Moreover, the technical challenges to overcome if TEE 2.0 goes ahead are enormous. There are a huge number of power and train protection systems. In addition, there is a dizzying array of national railway companies’ sales and tariff structures to contend with.
The jury is out on night trains too. Austrian Federal Railroad has expanded its night train service, but Deutsche Bahn has restricted its offer, saying there is not enough demand.
Founded in 1957, the Trans Europ Express, or Trans-Europe Express (TEE), is an international first-class railway service in western and central Europe. In its 1974 heyday, the TEE network comprised 45 trains connecting 130 different cities, from Spain in the west to Austria in the east, and from Denmark to Southern Italy. In 1993, the trains, primarily aimed at business travellers, also offered a second-class service from Paris to Brussels.

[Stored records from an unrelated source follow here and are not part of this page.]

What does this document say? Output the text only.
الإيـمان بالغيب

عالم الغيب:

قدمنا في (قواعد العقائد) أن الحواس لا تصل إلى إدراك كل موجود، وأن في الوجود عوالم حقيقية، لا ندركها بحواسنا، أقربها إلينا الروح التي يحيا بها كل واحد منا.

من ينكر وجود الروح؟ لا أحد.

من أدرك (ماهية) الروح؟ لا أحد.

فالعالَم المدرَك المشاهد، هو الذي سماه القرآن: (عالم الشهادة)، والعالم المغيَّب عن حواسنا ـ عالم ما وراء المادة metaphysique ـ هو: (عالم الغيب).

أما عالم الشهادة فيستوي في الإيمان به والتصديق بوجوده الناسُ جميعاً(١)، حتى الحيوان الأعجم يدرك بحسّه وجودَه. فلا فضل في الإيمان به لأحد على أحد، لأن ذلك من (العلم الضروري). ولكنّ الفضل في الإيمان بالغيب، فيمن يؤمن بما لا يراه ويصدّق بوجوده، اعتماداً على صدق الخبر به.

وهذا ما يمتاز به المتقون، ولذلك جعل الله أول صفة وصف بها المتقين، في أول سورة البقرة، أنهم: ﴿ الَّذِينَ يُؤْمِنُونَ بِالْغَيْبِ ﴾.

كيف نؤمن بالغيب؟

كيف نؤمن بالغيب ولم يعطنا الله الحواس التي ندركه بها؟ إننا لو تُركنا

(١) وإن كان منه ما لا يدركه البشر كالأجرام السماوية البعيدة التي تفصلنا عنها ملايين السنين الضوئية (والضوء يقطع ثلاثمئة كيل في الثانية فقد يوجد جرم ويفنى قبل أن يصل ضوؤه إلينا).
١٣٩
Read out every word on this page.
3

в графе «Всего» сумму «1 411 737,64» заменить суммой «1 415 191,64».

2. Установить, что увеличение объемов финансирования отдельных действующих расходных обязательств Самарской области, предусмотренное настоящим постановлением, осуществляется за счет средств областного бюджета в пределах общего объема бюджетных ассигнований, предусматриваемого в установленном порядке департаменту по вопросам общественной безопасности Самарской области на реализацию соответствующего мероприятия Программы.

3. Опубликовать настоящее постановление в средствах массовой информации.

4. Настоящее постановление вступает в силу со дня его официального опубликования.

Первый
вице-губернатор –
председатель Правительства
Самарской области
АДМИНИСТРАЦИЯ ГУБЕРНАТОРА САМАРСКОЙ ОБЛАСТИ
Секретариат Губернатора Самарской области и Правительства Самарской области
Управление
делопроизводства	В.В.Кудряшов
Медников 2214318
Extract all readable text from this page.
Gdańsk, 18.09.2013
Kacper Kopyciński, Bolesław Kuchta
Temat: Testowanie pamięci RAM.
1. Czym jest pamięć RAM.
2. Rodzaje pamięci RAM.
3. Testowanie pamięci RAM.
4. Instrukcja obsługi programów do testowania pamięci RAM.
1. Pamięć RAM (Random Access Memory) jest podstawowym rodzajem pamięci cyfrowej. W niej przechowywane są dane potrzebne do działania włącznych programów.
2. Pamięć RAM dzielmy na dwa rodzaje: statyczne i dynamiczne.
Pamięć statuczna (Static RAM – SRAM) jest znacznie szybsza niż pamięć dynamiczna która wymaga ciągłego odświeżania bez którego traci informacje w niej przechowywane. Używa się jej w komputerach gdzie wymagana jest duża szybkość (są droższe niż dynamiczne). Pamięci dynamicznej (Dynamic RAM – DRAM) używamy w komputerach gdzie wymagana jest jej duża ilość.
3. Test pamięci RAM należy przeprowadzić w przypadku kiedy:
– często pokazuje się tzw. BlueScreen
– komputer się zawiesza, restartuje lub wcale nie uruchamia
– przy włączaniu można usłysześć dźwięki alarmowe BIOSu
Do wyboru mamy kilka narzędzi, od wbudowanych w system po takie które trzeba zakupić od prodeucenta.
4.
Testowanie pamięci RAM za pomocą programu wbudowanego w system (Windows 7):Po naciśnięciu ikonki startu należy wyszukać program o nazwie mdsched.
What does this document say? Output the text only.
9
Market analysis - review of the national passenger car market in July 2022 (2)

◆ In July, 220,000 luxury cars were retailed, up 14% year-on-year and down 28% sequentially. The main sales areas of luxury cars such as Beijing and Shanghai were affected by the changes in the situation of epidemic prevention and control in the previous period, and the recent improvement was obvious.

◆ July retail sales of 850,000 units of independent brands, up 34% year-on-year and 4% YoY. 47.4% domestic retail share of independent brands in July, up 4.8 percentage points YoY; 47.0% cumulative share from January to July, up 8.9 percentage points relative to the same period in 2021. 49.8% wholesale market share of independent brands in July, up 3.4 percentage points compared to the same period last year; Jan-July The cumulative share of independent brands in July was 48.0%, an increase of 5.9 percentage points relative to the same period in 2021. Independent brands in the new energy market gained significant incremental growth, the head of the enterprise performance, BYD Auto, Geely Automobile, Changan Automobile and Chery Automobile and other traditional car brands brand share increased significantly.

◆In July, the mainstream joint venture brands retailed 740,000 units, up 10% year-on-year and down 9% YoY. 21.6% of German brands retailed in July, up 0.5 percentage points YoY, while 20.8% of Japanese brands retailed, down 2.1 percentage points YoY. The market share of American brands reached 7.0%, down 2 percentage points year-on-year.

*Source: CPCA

In the 1980s, however, the TEE’s popularity waned as firms increasingly turned to first class air travel for their staff. And in 1995, the TEE network was abandoned altogether, with competition also from low-cost airlines and high-speed national services like France’s TGV and the UK’s Eurostar. The latter company saw its first train leave London Waterloo station for Paris in November 1994, just months before TEE’s demise.